The Craft of Fiction

Nov 12, 2014 | 0 comments

First published in 1921, by Jonathan Cape, Percy Lubbock’s “The Craft of Fiction” is a classic work on the novelist’s art. When I read it for the first time in the late 1960s it left an indelible impression on me.
The book has a thought-provoking first page, which I quote below:
“To grasp the shadowy and fantasmal form of a book, to hold it fast, to turn it over and survey it at leisure – that is the effort of a critic of books, and it is perpetually defeated. Nothing, no power, will keep a book steady and motionless before us, so that we may have time to examine its form and design. As quickly as we read, it melts and shifts in the memory; even at the moment when the last page is turned, a great part of the book, its finer detail, is already vague and doubtful. A little later, after a few days or months, how much is really left of it? A cluster of impressions, some clear points emerging from a mist of uncertainty, that is all we can hope to possess, generally speaking, in the name of the book.

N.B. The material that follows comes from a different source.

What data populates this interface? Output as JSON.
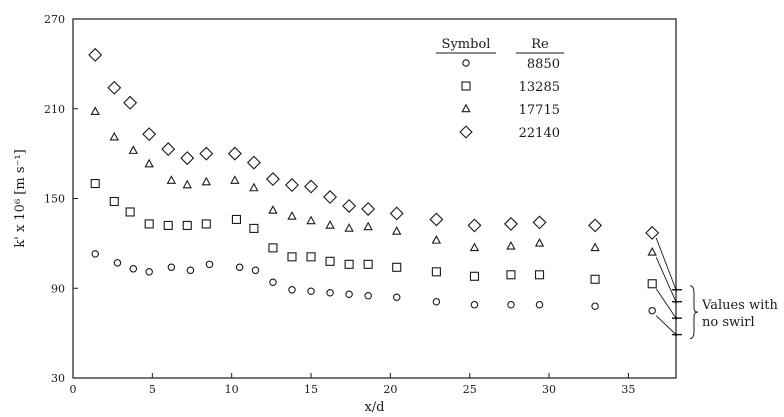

The experience of reading it has left something behind, and these relics we call by the book’s name; but how can they be considered to give us the material for judging and appraising the book? Nobody would venture to criticize a building, a statue, a picture, with nothing before him but the memory of a single glimpse caught in passing; yet the critic of literature, on the whole, has to found his opinion on little more.”
Lubbock then goes on to provide the reader with extraordinary insights into the understanding of great fiction. It is a book which warrants reading and rereading, to which my well-thumbed copy will testify.